Por Boris L. García Cuartero

 El hecho de haber llegado a la media rueda no constituye todavía una preocupación –que nadie se equivoque. Es como para meditar si, pero tampoco es como para halarse los pelos, diría en buen cubano, sobre todo si uno descubre que la edad promedio de las personas incorporadas a los círculos de abuelos alcanza los 80 años en Cienfuegos.

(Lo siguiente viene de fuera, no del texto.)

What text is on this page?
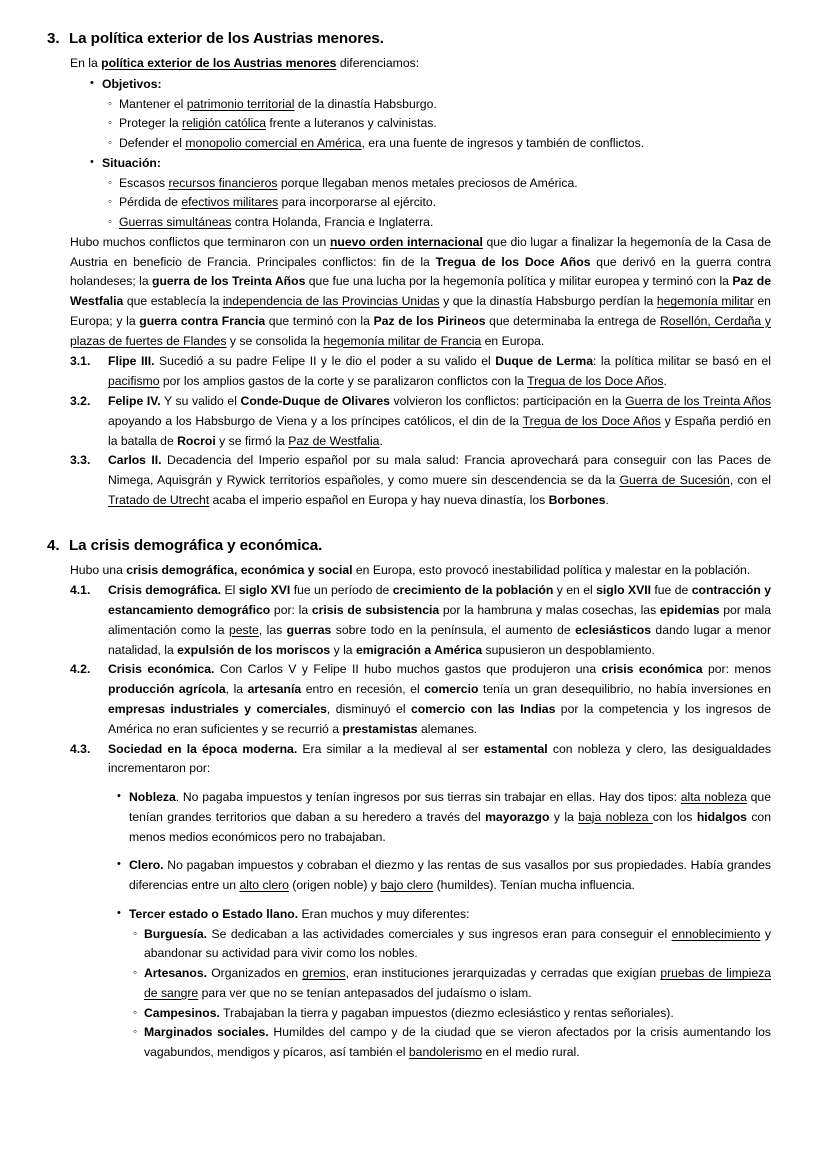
3. La política exterior de los Austrias menores.

En la política exterior de los Austrias menores diferenciamos:

• Objetivos:
◦ Mantener el patrimonio territorial de la dinastía Habsburgo.
◦ Proteger la religión católica frente a luteranos y calvinistas.
◦ Defender el monopolio comercial en América, era una fuente de ingresos y también de conflictos.
• Situación:
◦ Escasos recursos financieros porque llegaban menos metales preciosos de América.
◦ Pérdida de efectivos militares para incorporarse al ejército.
◦ Guerras simultáneas contra Holanda, Francia e Inglaterra.

Hubo muchos conflictos que terminaron con un nuevo orden internacional que dio lugar a finalizar la hegemonía de la Casa de Austria en beneficio de Francia. Principales conflictos: fin de la Tregua de los Doce Años que derivó en la guerra contra holandeses; la guerra de los Treinta Años que fue una lucha por la hegemonía política y militar europea y terminó con la Paz de Westfalia que establecía la independencia de las Provincias Unidas y que la dinastía Habsburgo perdían la hegemonía militar en Europa; y la guerra contra Francia que terminó con la Paz de los Pirineos que determinaba la entrega de Rosellón, Cerdaña y plazas de fuertes de Flandes y se consolida la hegemonía militar de Francia en Europa.

3.1.	Flipe III. Sucedió a su padre Felipe II y le dio el poder a su valido el Duque de Lerma: la política militar se basó en el pacifismo por los amplios gastos de la corte y se paralizaron conflictos con la Tregua de los Doce Años.
3.2.	Felipe IV. Y su valido el Conde-Duque de Olivares volvieron los conflictos: participación en la Guerra de los Treinta Años apoyando a los Habsburgo de Viena y a los príncipes católicos, el din de la Tregua de los Doce Años y España perdió en la batalla de Rocroi y se firmó la Paz de Westfalia.
3.3.	Carlos II. Decadencia del Imperio español por su mala salud: Francia aprovechará para conseguir con las Paces de Nimega, Aquisgrán y Rywick territorios españoles, y como muere sin descendencia se da la Guerra de Sucesión, con el Tratado de Utrecht acaba el imperio español en Europa y hay nueva dinastía, los Borbones.
4. La crisis demográfica y económica.

Hubo una crisis demográfica, económica y social en Europa, esto provocó inestabilidad política y malestar en la población.

4.1.	Crisis demográfica. El siglo XVI fue un período de crecimiento de la población y en el siglo XVII fue de contracción y estancamiento demográfico por: la crisis de subsistencia por la hambruna y malas cosechas, las epidemias por mala alimentación como la peste, las guerras sobre todo en la península, el aumento de eclesiásticos dando lugar a menor natalidad, la expulsión de los moriscos y la emigración a América supusieron un despoblamiento.
4.2.	Crisis económica. Con Carlos V y Felipe II hubo muchos gastos que produjeron una crisis económica por: menos producción agrícola, la artesanía entro en recesión, el comercio tenía un gran desequilibrio, no había inversiones en empresas industriales y comerciales, disminuyó el comercio con las Indias por la competencia y los ingresos de América no eran suficientes y se recurrió a prestamistas alemanes.
4.3.	Sociedad en la época moderna. Era similar a la medieval al ser estamental con nobleza y clero, las desigualdades incrementaron por:
• Nobleza. No pagaba impuestos y tenían ingresos por sus tierras sin trabajar en ellas. Hay dos tipos: alta nobleza que tenían grandes territorios que daban a su heredero a través del mayorazgo y la baja nobleza con los hidalgos con menos medios económicos pero no trabajaban.
• Clero. No pagaban impuestos y cobraban el diezmo y las rentas de sus vasallos por sus propiedades. Había grandes diferencias entre un alto clero (origen noble) y bajo clero (humildes). Tenían mucha influencia.
• Tercer estado o Estado llano. Eran muchos y muy diferentes:
◦ Burguesía. Se dedicaban a las actividades comerciales y sus ingresos eran para conseguir el ennoblecimiento y abandonar su actividad para vivir como los nobles.
◦ Artesanos. Organizados en gremios, eran instituciones jerarquizadas y cerradas que exigían pruebas de limpieza de sangre para ver que no se tenían antepasados del judaísmo o islam.
◦ Campesinos. Trabajaban la tierra y pagaban impuestos (diezmo eclesiástico y rentas señoriales).
◦ Marginados sociales. Humildes del campo y de la ciudad que se vieron afectados por la crisis aumentando los vagabundos, mendigos y pícaros, así también el bandolerismo en el medio rural.
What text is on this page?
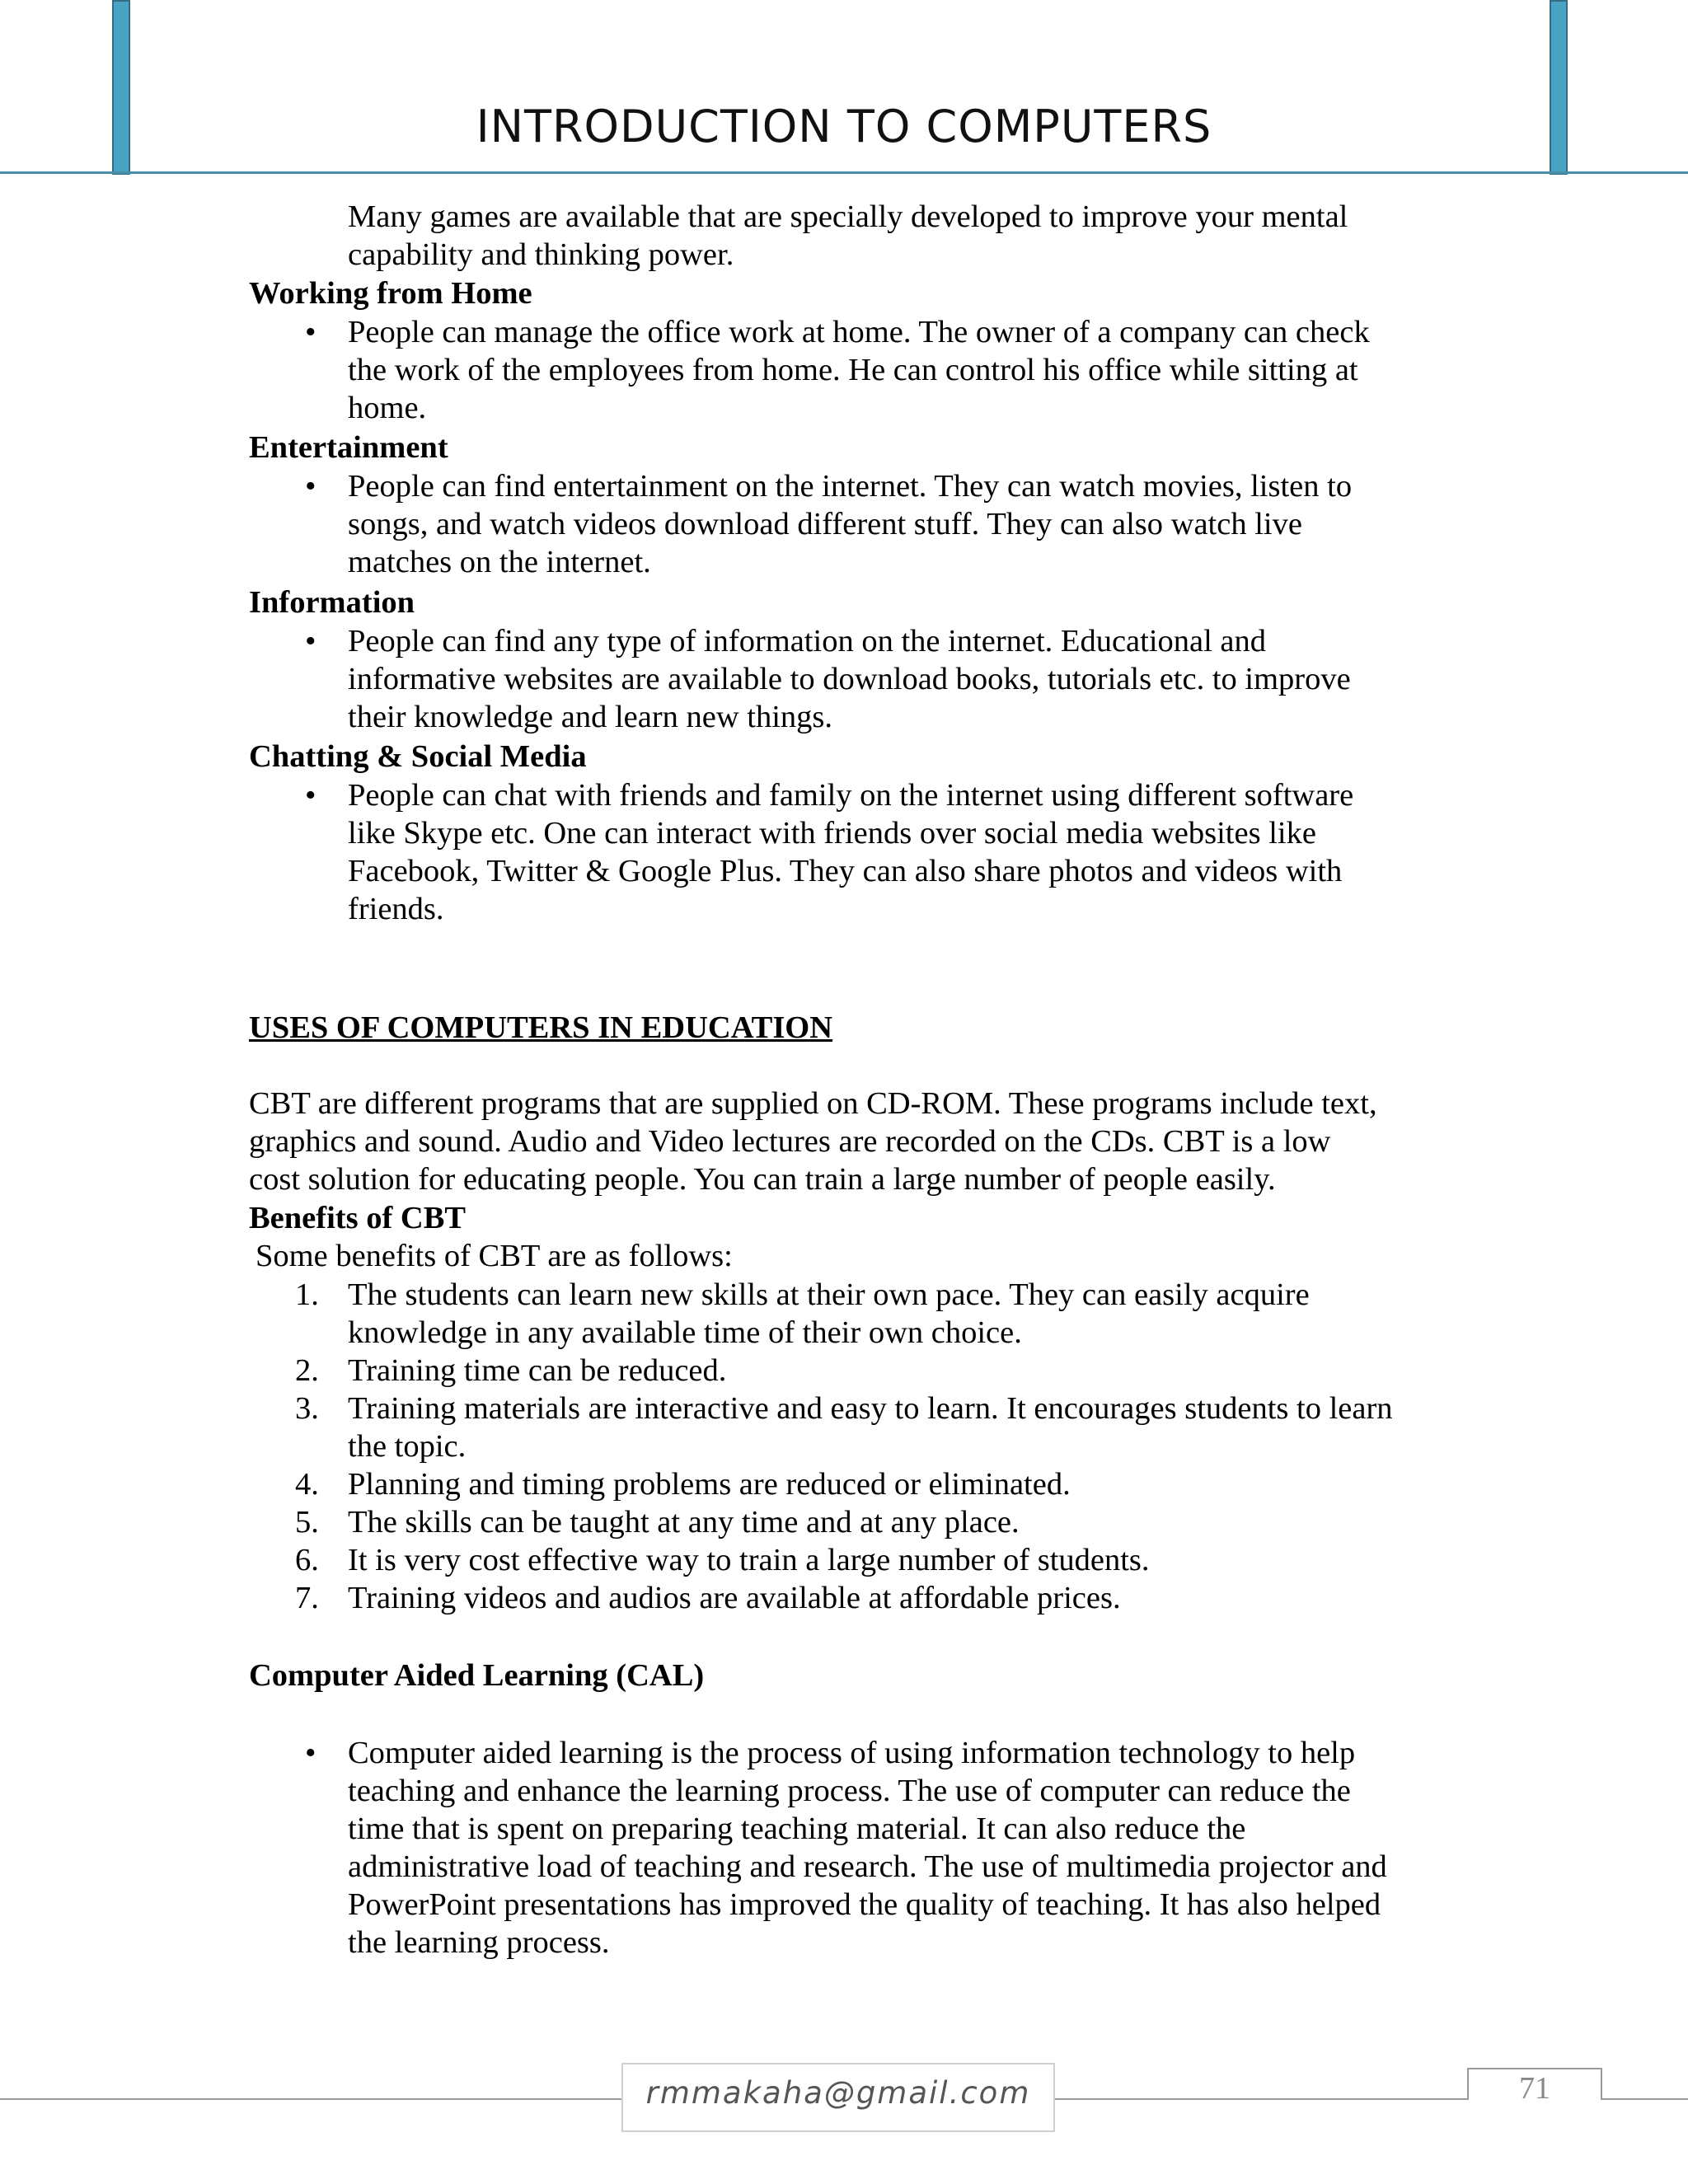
INTRODUCTION TO COMPUTERS
Many games are available that are specially developed to improve your mental
capability and thinking power.
Working from Home
• People can manage the office work at home. The owner of a company can check
the work of the employees from home. He can control his office while sitting at
home.
Entertainment
• People can find entertainment on the internet. They can watch movies, listen to
songs, and watch videos download different stuff. They can also watch live
matches on the internet.
Information
• People can find any type of information on the internet. Educational and
informative websites are available to download books, tutorials etc. to improve
their knowledge and learn new things.
Chatting & Social Media
• People can chat with friends and family on the internet using different software
like Skype etc. One can interact with friends over social media websites like
Facebook, Twitter & Google Plus. They can also share photos and videos with
friends.
USES OF COMPUTERS IN EDUCATION
CBT are different programs that are supplied on CD-ROM. These programs include text,
graphics and sound. Audio and Video lectures are recorded on the CDs. CBT is a low
cost solution for educating people. You can train a large number of people easily.
Benefits of CBT
Some benefits of CBT are as follows:
1. The students can learn new skills at their own pace. They can easily acquire
knowledge in any available time of their own choice.
2. Training time can be reduced.
3. Training materials are interactive and easy to learn. It encourages students to learn
the topic.
4. Planning and timing problems are reduced or eliminated.
5. The skills can be taught at any time and at any place.
6. It is very cost effective way to train a large number of students.
7. Training videos and audios are available at affordable prices.
Computer Aided Learning (CAL)
• Computer aided learning is the process of using information technology to help
teaching and enhance the learning process. The use of computer can reduce the
time that is spent on preparing teaching material. It can also reduce the
administrative load of teaching and research. The use of multimedia projector and
PowerPoint presentations has improved the quality of teaching. It has also helped
the learning process.
rmmakaha@gmail.com	71
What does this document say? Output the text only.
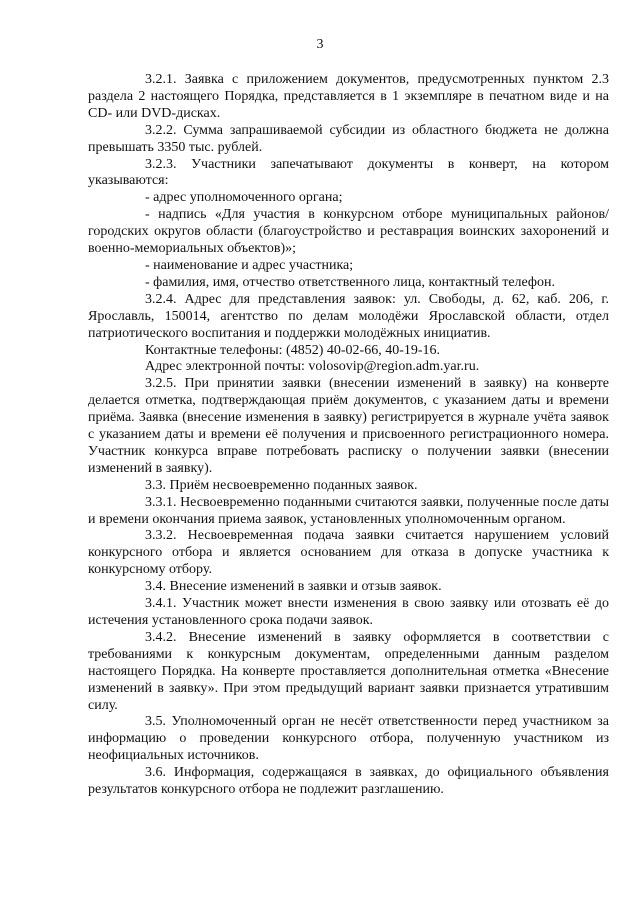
3

3.2.1. Заявка с приложением документов, предусмотренных пунктом 2.3 раздела 2 настоящего Порядка, представляется в 1 экземпляре в печатном виде и на CD- или DVD-дисках.

3.2.2. Сумма запрашиваемой субсидии из областного бюджета не должна превышать 3350 тыс. рублей.

3.2.3. Участники запечатывают документы в конверт, на котором указываются:

- адрес уполномоченного органа;

- надпись «Для участия в конкурсном отборе муниципальных районов/городских округов области (благоустройство и реставрация воинских захоронений и военно-мемориальных объектов)»;

- наименование и адрес участника;

- фамилия, имя, отчество ответственного лица, контактный телефон.

3.2.4. Адрес для представления заявок: ул. Свободы, д. 62, каб. 206, г. Ярославль, 150014, агентство по делам молодёжи Ярославской области, отдел патриотического воспитания и поддержки молодёжных инициатив.

Контактные телефоны: (4852) 40-02-66, 40-19-16.

Адрес электронной почты: volosovip@region.adm.yar.ru.

3.2.5. При принятии заявки (внесении изменений в заявку) на конверте делается отметка, подтверждающая приём документов, с указанием даты и времени приёма. Заявка (внесение изменения в заявку) регистрируется в журнале учёта заявок с указанием даты и времени её получения и присвоенного регистрационного номера. Участник конкурса вправе потребовать расписку о получении заявки (внесении изменений в заявку).

3.3. Приём несвоевременно поданных заявок.

3.3.1. Несвоевременно поданными считаются заявки, полученные после даты и времени окончания приема заявок, установленных уполномоченным органом.

3.3.2. Несвоевременная подача заявки считается нарушением условий конкурсного отбора и является основанием для отказа в допуске участника к конкурсному отбору.

3.4. Внесение изменений в заявки и отзыв заявок.

3.4.1. Участник может внести изменения в свою заявку или отозвать её до истечения установленного срока подачи заявок.

3.4.2. Внесение изменений в заявку оформляется в соответствии с требованиями к конкурсным документам, определенными данным разделом настоящего Порядка. На конверте проставляется дополнительная отметка «Внесение изменений в заявку». При этом предыдущий вариант заявки признается утратившим силу.

3.5. Уполномоченный орган не несёт ответственности перед участником за информацию о проведении конкурсного отбора, полученную участником из неофициальных источников.

3.6. Информация, содержащаяся в заявках, до официального объявления результатов конкурсного отбора не подлежит разглашению.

 Y estas instituciones no son un “almacén de viejos”, los adultos mayores que confraternizan en estos lugares, mejoran su autoestima, realizan ejercicios físicos, actividades para estimular la espiritualidad, así como habilidades adquiridas durante el decurso y sobre todo se sienten útiles, atendidos por el sistema de salud y tienen una alimentación adecuada. También existen otras opciones para aquellos que aún realizan actividades sociales o intelectuales porque su capacidad y adaptación al paso largo del tiempo así se los permite.

 Mi provincia tiene la particularidad de ser una de las más envejecidas de Cuba –por encima del 17 por ciento de la población total-, aunque el fenómeno toma notoriedad en el mundo moderno ante el crecimiento sostenido de la esperanza de vida al nacer que en la Mayor de las Antillas es de 76 años para los hombres y 80,2 para las mujeres, lo cual obliga a una geriatrización de los servicios indispensables.

 La práctica de ejercicios físicos ha sido una de las opciones más a la mano de quienes superan los 60 años de edad, pero solo el 25 por ciento de estos cienfuegueros están incorporados al movimiento en centros de trabajo, hogares de ancianos, casas de abuelos o en la comunidad, mientras los profesionales de la Cultura Física y el Deporte lo asumen como prioridad, en aras de propiciar actividades intergeneracionales, disminuir el empleo de fármacos, y por ende, mejorar su existencia.

 Entre la Universidad del Adulto Mayor, el programa del Instituto Nacional de Deportes y Recreación y la atención familiar, envejecer en Cuba no es problema. No hay que halarse los pelos, sino asumir esa etapa de la vida con la dignidad que merece; dichoso el que llega a viejo, decía mi abuela, más si la dicha nos rodea, digo yo.